A constituição desse
capital poderá ser feita por meio de: a) um pagamento em dinheiro,
subordinado à prestação de garantias previstas no art. 277[1] do Código Civil francês;[2]
b) instituição de direitos reais ou direitos temporários — propriedade,
uso, habitação, usufruto — em favor do cônjuge, podendo o juiz proceder
à cessão forçada desses direitos. É, no entanto, necessária a anuência
do cônjuge-devedor, quando esses direitos forem advindos de doação ou
herança.[3]
Quanto ao item (b), esse dispositivo foi submetido ao Conselho
Constitucional de França, que se manifestou por sua conformidade à
Constituição, nos termos do acórdão 2011-151 QPC, de 13 de julho de
2011.
A despeito de o art. 270 mencionar que a prestação terá a
forma de um “capital”, o art. 275 — alterado pela Lei 2004-439, de 26 de
maio de 2004 — admite que o juiz fixe seu pagamento em parcelas
periódicas, no prazo máximo de até oito anos, indexadas conforme as
pensões alimentícias. Só será possível assim o determinar se ficar
comprovado que a constituição imediata do capital é impossível ao
devedor. A qualquer momento, o cônjuge-devedor poderá liquidar o saldo
remanescente do capital a ser integralizado.
Ainda segundo o art.
275, segunda parte, o cônjuge-devedor pode requerer a revisão das
condições de pagamento, em caso de alteração significativa de sua
situação. No art. 276, abrem-se as possibilidades para que, a título
excepcional e por meio de decisão especialmente motivada, o juiz fixe a
prestação compensatória sob a forma de uma renda anual.[4]
É necessário que o magistrado, além das regras do art. 271, leve em
consideração a idade e a saúde do devedor. Mais amplamente, o art.276-3[5]
prevê hipóteses de revisão, modificação ou suspensão da prestação
compensatória, constituída sob a forma de renda, em caso de alteração
relevante dos recursos ou da necessidade de qualquer das partes.

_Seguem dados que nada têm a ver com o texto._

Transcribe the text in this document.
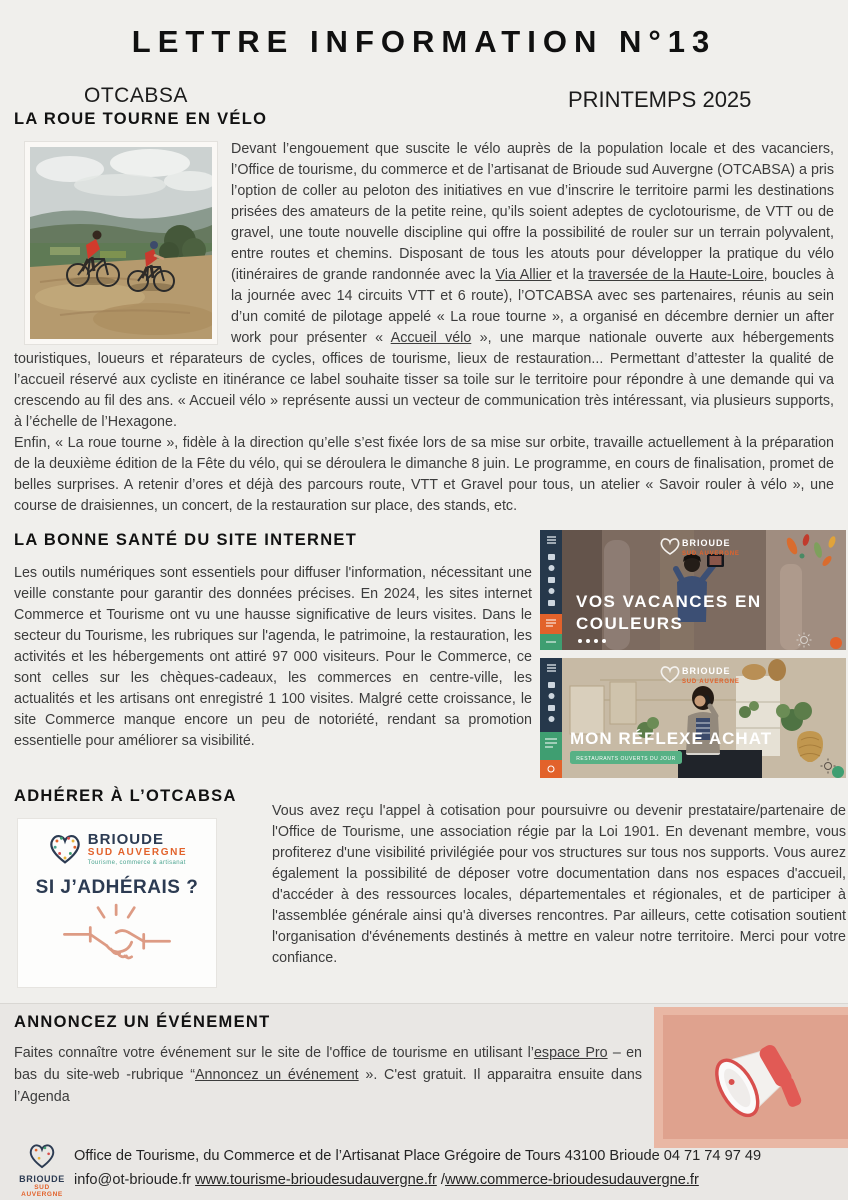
LETTRE INFORMATION N°13
OTCABSA	PRINTEMPS 2025
LA ROUE TOURNE EN VÉLO

Devant l’engouement que suscite le vélo auprès de la population locale et des vacanciers, l’Office de tourisme, du commerce et de l’artisanat de Brioude sud Auvergne (OTCABSA) a pris l’option de coller au peloton des initiatives en vue d’inscrire le territoire parmi les destinations prisées des amateurs de la petite reine, qu’ils soient adeptes de cyclotourisme, de VTT ou de gravel, une toute nouvelle discipline qui offre la possibilité de rouler sur un terrain polyvalent, entre routes et chemins. Disposant de tous les atouts pour développer la pratique du vélo (itinéraires de grande randonnée avec la Via Allier et la traversée de la Haute-Loire, boucles à la journée avec 14 circuits VTT et 6 route), l’OTCABSA avec ses partenaires, réunis au sein d’un comité de pilotage appelé « La roue tourne », a organisé en décembre dernier un after work pour présenter « Accueil vélo », une marque nationale ouverte aux hébergements touristiques, loueurs et réparateurs de cycles, offices de tourisme, lieux de restauration... Permettant d’attester la qualité de l’accueil réservé aux cycliste en itinérance ce label souhaite tisser sa toile sur le territoire pour répondre à une demande qui va crescendo au fil des ans. « Accueil vélo » représente aussi un vecteur de communication très intéressant, via plusieurs supports, à l’échelle de l’Hexagone.

Enfin, « La roue tourne », fidèle à la direction qu’elle s’est fixée lors de sa mise sur orbite, travaille actuellement à la préparation de la deuxième édition de la Fête du vélo, qui se déroulera le dimanche 8 juin. Le programme, en cours de finalisation, promet de belles surprises. A retenir d’ores et déjà des parcours route, VTT et Gravel pour tous, un atelier « Savoir rouler à vélo », une course de draisiennes, un concert, de la restauration sur place, des stands, etc.

LA BONNE SANTÉ DU SITE INTERNET
Les outils numériques sont essentiels pour diffuser l'information, nécessitant une veille constante pour garantir des données précises. En 2024, les sites internet Commerce et Tourisme ont vu une hausse significative de leurs visites. Dans le secteur du Tourisme, les rubriques sur l'agenda, le patrimoine, la restauration, les activités et les hébergements ont attiré 97 000 visiteurs. Pour le Commerce, ce sont celles sur les chèques-cadeaux, les commerces en centre-ville, les actualités et les artisans ont enregistré 1 100 visites. Malgré cette croissance, le site Commerce manque encore un peu de notoriété, rendant sa promotion essentielle pour améliorer sa visibilité.
BRIOUDE
SUD AUVERGNE
VOS VACANCES EN
COULEURS
BRIOUDE
SUD AUVERGNE
MON RÉFLEXE ACHAT
RESTAURANTS OUVERTS DU JOUR
ADHÉRER À L’OTCABSA
BRIOUDE
SUD AUVERGNE
Tourisme, commerce & artisanat
SI J’ADHÉRAIS ?
Vous avez reçu l'appel à cotisation pour poursuivre ou devenir prestataire/partenaire de l'Office de Tourisme, une association régie par la Loi 1901. En devenant membre, vous profiterez d'une visibilité privilégiée pour vos structures sur tous nos supports. Vous aurez également la possibilité de déposer votre documentation dans nos espaces d'accueil, d'accéder à des ressources locales, départementales et régionales, et de participer à l'assemblée générale ainsi qu'à diverses rencontres. Par ailleurs, cette cotisation soutient l'organisation d'événements destinés à mettre en valeur notre territoire. Merci pour votre confiance.
ANNONCEZ UN ÉVÉNEMENT
Faites connaître votre événement sur le site de l'office de tourisme en utilisant l’espace Pro – en bas du site-web -rubrique “Annoncez un événement ». C'est gratuit. Il apparaitra ensuite dans l’Agenda
BRIOUDE
SUD AUVERGNE
Office de Tourisme, du Commerce et de l’Artisanat Place Grégoire de Tours 43100 Brioude 04 71 74 97 49
info@ot-brioude.fr www.tourisme-brioudesudauvergne.fr /www.commerce-brioudesudauvergne.fr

Veda-se, no entanto, a revisão da renda para um montante superior ao
disposto inicialmente pelo juiz em sentença.
À semelhança do
Código Civil espanhol, seu homólogo francês estabelece, no art. 271 —
com a redação dada pela Lei 2010-1330, de 9 de novembro de 2010 —, os
critérios para a fixação da “prestação compensatória” (prestation compensatoire).
Tomar-se-á em consideração, como critérios gerais, a necessidade do
cônjuge-credor e os meios do cônjuge-devedor, no momento do divórcio,
mas com possibilidade de alteração em razão das circunstâncias
previsíveis do futuro. Para essa finalidade, deverá o juiz levar em
conta, nomeadamente: 1) a duração do casamento; 2) a idade e a saúde dos
cônjuges; 3) sua qualificação e situação profissionais; 4) as
consequências das escolhas profissionais feitas por um dos cônjuges,
durante a vida em comum, para a educação dos filhos ou para favorecer a
carreira de um dos cônjuges em detrimento da sua; 5) o patrimônio
estimado ou previsível dos cônjuges, tanto em capital quanto em rendas,
após a liquidação do regime de bens; 6) seus direitos existentes e
previsíveis. Considerado o item 6, deve-se também apreciar (7) a relação
entre as pensões existentes, sua redução potencial e o impacto da
prestação compensatória nesse regime, de par com as circunstâncias
referidas no item 6.
Permite-se que, no caso de divórcio por mútuo
consentimento, os cônjuges determinem o valor e as condições da
prestação compensatória no próprio acordo a ser submetido à homologação
judicial. É lícito incluir cláusula que condicione resolutiva do
pagamento ante a ocorrência de determinado evento. Admite-se, ainda, que
a prestação seja oferecida sob a forma de uma renda com prazo de
duração limitado. Se as partes convencionarem cláusulas ofensivas à
equânime atribuição de direitos e obrigações entre os cônjuges, o juiz
recusar-se-á a homologar o acordo.[6]
Uma
vez homologado o acordo, ele terá força executória de uma sentença
judicial. Sua modificação ulterior só se dará por meio de novo acordo
entre os ex-cônjuges, a ser também homologado pelo juiz. Faculta-se a
inclusão de cláusula revisional, na hipótese de sobrevirem alterações
relevantes nas necessidades e nos meios econômicos dos cônjuges. Nesse
caso, caberá ao juiz apreciar a revisão da prestação compensatória,
levando-se em conta os arts. 275, 276-3 e 2764, além dos arts. 280 e
280-2, quanto a estes últimos, ressalvada disposição particular do
acordo.[7]
Os efeitos da morte sobre o dever de prestação compensatória estão definidos no art. 280[8]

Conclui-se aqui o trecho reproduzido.